A trajetória política de Michael Novak bem indica seu posicionamento reacionário: diretor da seção teológica do instituto das empresas americanas; fundador do instituto para a religião e a democracia, assessor da Ford, das administrações Carter e Reagan e do relatório Rockfeller para a América Latina; membro da direção internacional da Broadscasters, escolhido pelo Senado, que administra as rádios de propagandas dos EUA no mundo; líder conservador de leigos católicos contrários às orientações no campo da economia da Conferência Episcopal dos EUA; coautor das revistas This Word e Catholicism in crisis.
Sua tese fundamental é a defesa da criatividade competitiva como o único caminho realista para a fraternidade. A concorrência do mercado competitivo, livre dos movimentos sociais, é a melhor forma de caridade cristã. Elabora uma teologia que sirva de base para o capitalismo, abordando, nesta ótica, a providência, a criação, a trindade, a encarnação, a competição, o pecado original, a separação entre os reinos e a caridade.
O tele evangelista estadunidense Jerry Folwell, um dos principais articuladores do fundamentalismo pentecostal, elabora uma critica ferrenha ao mundo da política, vendo aí a principal ameaça ao fiel crente. Propõe um modus vivendi austero, longe do mundo da politica e profundamente capitalista.
A partir da administração Reagan, o Estado Liberal aproxima-se deste movimento fundamentalista e passa a ver esta forma religiosa de existência não como assunto privado, mas público, incorporando-a ao núcleo central da política.

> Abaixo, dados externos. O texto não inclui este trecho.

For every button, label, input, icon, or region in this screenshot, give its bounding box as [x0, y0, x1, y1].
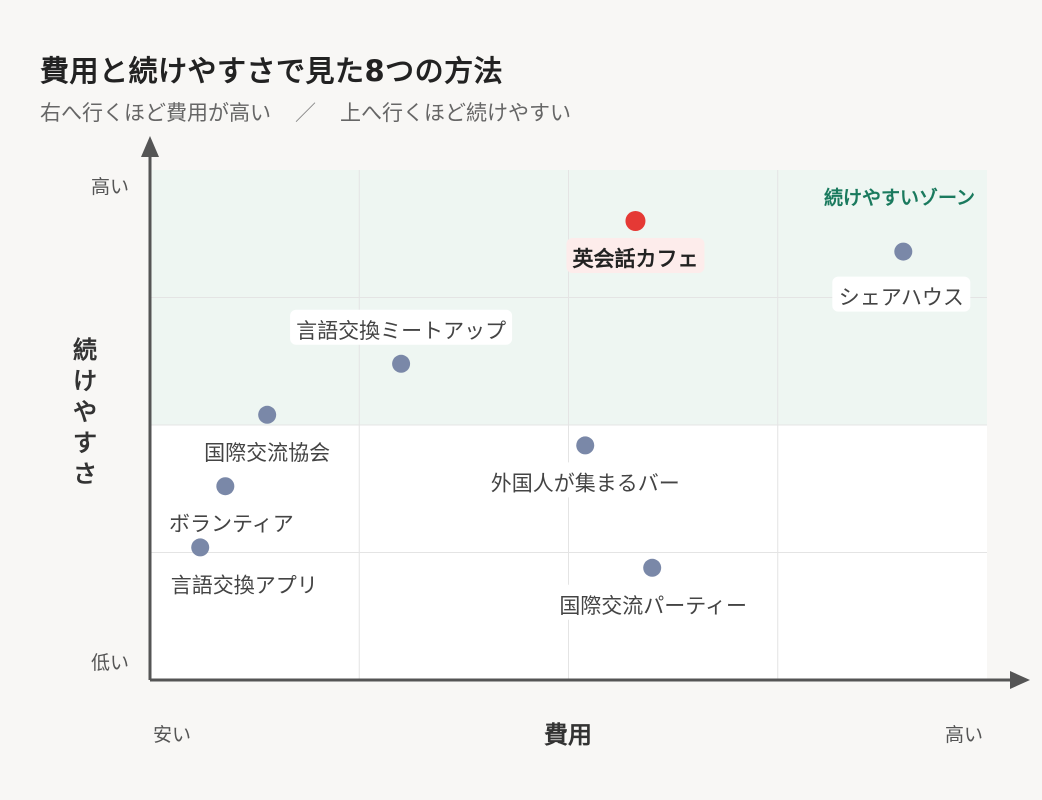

O teólogo brasileiro Hugo Assmann, um dos principais protagonistas da Teologia da Libertação, afirma que entre estas duas concepções teológicas, a diferença “consiste no fato de que o teólogo conservador busca exorcizar demônios, enquanto o da libertação busca exorcizar falsos deuses. O conservador está aferrado a um tipo de deus e, por isso, está preocupado com o ateísmo. O teólogo da libertação, por isso mesmo e também por razões políticas e econômicas, está mais preocupado com a idolatria”.